Broer Willem was van huis weggeloopen; maar het was, volgens haar, jeugdige overmoed en de onverwinnelijke zucht naar krijgsroem, die hem verleid hadden, - en de drie zusters betaalden de uitrusting van den jongen held, die hij mede nam, - en de zeer zware schulden, welke hij achterliet, - en zonden hem telkens kleine sommen, - zoolang hij ze noodig had, - en dweepten met broer Willems brieven, welke hoe langer hoe schaarscher werden, - en vooral met eene zwart papieren silhouette van hem, die niets vertoonde dan het profiel van een grooten neus en de met eene speld geprikte schets van een paar dikke epauletten en den omtrek van het kruis van het Legioen van Eer, dat broeder Willem op het slagveld van Austerlitz verworven had.
Het was en bleef ook altijd eene illusie der drie oude dames, dat deze beminde broeder Willem eens onverwacht haar voor oogen zou staan, en dat hij onophoudelijk naar huis verlangde, en zoodra hij een kort verlof zou kunnen krijgen, zijn drie zusters aan zijn hart zou komen drukken, - zooals broer Willem zoo oprecht in zijn brieven beloofde, (telkens als hij weder wat geld noodig had) en zooals hij nooit, - nooit deed.
Evenwel werd broer Willems kamer als een heiligdom gehouden, en broer Willems bed werd steeds opgemaakt, en eene gepluimde slaapmuts van broer Willem, eene der kostbaarste reliquieën, welke hij achtergelaten had, werd geregeld op het kussen gelegd, - en geregeld fluisterden de zusters elkaar toe, als de geel geworden muts weder in de wasch kwam:
| |
| |
‘Wie weet of hij niet terug zal zijn eer ze weder van de bleek komt?’
Maar broeder Willem bleef uit, - en eindelijk meldde een zwart gelakte brief van een kameraad zijn dood - en bracht de laatste groeten, die hij, helaas, niet gezonden had, aan de treurende Gratiën over. - Dat was een sombere dag voor haar. Evenwel veranderde deze gebeurtenis uiterlijk weinig in haar leefwijze of in haar gedachtengang.

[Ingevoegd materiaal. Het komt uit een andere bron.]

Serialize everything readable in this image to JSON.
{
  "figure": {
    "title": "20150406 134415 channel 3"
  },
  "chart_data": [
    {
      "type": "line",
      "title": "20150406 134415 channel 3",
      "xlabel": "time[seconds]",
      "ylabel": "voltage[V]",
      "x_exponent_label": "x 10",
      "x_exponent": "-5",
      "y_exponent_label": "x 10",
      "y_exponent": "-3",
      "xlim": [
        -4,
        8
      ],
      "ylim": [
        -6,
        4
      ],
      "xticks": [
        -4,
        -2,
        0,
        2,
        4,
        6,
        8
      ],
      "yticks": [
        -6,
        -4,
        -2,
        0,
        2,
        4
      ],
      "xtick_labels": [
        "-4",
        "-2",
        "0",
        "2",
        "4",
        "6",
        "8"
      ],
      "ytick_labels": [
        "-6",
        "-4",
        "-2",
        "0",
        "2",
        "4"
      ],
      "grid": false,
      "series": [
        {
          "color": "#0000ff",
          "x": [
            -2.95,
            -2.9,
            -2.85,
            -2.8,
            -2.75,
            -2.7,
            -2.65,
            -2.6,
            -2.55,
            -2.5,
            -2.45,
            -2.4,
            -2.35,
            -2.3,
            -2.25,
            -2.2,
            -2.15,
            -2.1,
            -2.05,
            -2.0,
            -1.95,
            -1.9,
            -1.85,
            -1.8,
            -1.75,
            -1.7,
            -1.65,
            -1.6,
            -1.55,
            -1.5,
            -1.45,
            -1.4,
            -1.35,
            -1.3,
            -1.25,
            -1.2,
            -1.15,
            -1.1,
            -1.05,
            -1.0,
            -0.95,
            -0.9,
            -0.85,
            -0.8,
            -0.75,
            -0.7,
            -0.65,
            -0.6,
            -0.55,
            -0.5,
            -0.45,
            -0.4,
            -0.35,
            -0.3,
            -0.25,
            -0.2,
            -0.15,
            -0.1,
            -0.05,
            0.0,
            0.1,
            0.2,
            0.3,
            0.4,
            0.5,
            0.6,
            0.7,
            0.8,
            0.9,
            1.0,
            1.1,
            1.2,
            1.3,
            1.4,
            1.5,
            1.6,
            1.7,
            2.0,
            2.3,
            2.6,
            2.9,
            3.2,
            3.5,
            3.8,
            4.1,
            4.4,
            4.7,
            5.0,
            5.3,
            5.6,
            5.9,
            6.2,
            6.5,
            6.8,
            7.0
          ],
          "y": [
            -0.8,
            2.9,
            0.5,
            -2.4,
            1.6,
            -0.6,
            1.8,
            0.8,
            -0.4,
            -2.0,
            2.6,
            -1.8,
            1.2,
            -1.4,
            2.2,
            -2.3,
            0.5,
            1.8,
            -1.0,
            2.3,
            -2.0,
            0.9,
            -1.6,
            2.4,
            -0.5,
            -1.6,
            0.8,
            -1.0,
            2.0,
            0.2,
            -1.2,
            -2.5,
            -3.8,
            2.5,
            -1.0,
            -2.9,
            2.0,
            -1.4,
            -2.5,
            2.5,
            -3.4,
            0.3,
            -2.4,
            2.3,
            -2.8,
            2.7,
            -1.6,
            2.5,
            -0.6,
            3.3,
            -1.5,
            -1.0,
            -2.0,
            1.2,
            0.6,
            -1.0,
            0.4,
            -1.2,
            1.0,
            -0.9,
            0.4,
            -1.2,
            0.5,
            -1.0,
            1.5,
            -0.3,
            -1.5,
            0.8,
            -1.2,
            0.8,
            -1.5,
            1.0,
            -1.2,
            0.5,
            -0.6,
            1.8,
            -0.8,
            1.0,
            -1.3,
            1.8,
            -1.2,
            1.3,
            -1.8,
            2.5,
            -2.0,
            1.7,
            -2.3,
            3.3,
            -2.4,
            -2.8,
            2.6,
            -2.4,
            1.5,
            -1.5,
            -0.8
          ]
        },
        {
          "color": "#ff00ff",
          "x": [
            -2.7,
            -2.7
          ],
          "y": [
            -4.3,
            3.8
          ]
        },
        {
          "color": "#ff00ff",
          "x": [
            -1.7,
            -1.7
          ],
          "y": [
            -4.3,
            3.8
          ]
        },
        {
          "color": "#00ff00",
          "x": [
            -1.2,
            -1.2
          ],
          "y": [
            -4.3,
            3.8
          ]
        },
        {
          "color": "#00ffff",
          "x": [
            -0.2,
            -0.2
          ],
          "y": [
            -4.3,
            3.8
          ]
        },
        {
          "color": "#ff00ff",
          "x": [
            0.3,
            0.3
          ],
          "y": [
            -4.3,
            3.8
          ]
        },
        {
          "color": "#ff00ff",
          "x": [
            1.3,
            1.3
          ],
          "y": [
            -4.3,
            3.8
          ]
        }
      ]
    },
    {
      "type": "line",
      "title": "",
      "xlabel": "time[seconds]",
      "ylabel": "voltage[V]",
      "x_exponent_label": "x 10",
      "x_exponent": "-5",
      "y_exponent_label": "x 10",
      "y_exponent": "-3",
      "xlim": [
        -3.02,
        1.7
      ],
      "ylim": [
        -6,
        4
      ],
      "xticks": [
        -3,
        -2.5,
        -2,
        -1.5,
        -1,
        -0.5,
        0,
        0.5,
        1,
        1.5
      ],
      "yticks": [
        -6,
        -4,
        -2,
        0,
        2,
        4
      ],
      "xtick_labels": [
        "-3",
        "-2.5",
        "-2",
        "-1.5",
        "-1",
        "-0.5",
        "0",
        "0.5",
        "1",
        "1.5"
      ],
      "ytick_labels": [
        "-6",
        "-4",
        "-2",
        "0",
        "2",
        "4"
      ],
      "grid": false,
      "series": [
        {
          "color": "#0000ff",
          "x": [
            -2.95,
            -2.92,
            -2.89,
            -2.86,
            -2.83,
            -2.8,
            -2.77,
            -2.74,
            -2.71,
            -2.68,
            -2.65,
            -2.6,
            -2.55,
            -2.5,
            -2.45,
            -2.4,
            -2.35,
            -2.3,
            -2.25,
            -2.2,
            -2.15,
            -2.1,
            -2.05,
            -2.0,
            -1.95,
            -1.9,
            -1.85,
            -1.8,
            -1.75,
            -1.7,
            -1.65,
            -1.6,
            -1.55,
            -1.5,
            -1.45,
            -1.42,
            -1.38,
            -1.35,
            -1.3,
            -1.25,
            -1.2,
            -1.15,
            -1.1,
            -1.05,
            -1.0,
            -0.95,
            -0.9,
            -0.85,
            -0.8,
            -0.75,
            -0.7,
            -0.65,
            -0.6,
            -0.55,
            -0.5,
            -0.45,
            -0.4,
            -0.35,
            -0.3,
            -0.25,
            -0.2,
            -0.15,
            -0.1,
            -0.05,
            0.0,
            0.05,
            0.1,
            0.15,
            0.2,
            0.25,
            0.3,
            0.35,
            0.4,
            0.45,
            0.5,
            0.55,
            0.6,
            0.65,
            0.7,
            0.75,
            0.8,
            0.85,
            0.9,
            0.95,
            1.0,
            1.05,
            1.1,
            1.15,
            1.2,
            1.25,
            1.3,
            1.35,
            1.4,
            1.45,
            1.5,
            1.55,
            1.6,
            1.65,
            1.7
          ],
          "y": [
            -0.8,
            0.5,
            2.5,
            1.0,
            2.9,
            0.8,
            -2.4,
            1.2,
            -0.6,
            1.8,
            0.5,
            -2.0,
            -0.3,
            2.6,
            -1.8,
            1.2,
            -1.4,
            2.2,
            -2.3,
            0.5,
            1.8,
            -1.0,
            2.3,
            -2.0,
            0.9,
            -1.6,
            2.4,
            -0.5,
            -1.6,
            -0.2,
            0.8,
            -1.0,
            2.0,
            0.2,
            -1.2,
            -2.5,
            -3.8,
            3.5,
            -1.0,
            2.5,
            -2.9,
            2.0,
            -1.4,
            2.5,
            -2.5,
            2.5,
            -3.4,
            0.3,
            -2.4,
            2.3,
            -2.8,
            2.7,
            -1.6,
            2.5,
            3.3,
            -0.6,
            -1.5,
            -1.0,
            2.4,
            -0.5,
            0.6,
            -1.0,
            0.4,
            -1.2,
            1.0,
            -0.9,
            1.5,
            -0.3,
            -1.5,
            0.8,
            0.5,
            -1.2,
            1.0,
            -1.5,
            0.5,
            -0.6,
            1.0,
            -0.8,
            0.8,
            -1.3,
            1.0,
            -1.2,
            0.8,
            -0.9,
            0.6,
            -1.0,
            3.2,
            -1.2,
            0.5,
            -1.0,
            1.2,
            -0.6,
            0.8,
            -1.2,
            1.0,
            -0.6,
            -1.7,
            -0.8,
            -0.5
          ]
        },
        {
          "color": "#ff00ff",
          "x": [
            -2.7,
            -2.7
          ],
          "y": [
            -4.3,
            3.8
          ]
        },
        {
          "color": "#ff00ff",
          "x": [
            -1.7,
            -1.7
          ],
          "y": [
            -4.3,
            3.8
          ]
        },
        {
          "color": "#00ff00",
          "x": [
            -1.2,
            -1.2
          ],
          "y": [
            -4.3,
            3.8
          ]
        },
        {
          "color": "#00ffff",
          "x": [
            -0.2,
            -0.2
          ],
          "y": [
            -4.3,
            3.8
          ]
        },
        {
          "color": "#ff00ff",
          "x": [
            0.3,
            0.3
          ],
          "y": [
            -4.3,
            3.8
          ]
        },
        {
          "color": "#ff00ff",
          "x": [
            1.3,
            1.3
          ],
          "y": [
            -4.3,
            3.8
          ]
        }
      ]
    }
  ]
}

Zij treurden om den verloren held harer jeugd: - zij legden de pluimmuts niet meer op het kussen; - zij sloten de deur van zijne kamer dicht en hare, liefderijke herinnering aan hem in haar hart op, - en de zwarte silhouette kreeg eene dubbele waarde in haar oogen.
Ook werden zij milder jegens vreemdelingen; de kleine liefdegaven werden verdubbeld; - zij behoefden niet meer voor broeder Willem op te leggen; zij zelven hadden geen groote behoeften, en terwijl anderen met geld, geld zoeken te koopen, besteedden zij haar penningen aan het opdoen van geheele schatten van liefde.
Zoo ging het nog vele jaren voort. Eindelijk zaten, in plaats van drie, slechts twee Gratiën voor het raam thee te drinken; maar het derde leege, vergulde kopje bleef steeds nog op het blad; - en al weer iets later, bleef er maar eene der gezusters over. Was het Aglaia, Thalia of Euphrosyne? - Ik weet het niet meer.
Enkele menschen, die ik daarnaar gevraagd heb weten het ook niet; - zij weten alleen, dat de overgeblevene de deugden van haar beide overledene zusters scheen geërfd en bij hare eigene gevoegd te hebben, - en toen eindelijk het huis gesloten bleef; - en alleen weder geopend werd als de ‘kijkdag’ voor de verkooping gekomen was, is menigeen daarheen gegaan, niet door nieuwsgierigheid of kooplust gedreven, maar alleen door de behoefte om nog één laatsten weemoedigen blik te werpen op het aardsche verblijf der drie Gratiën.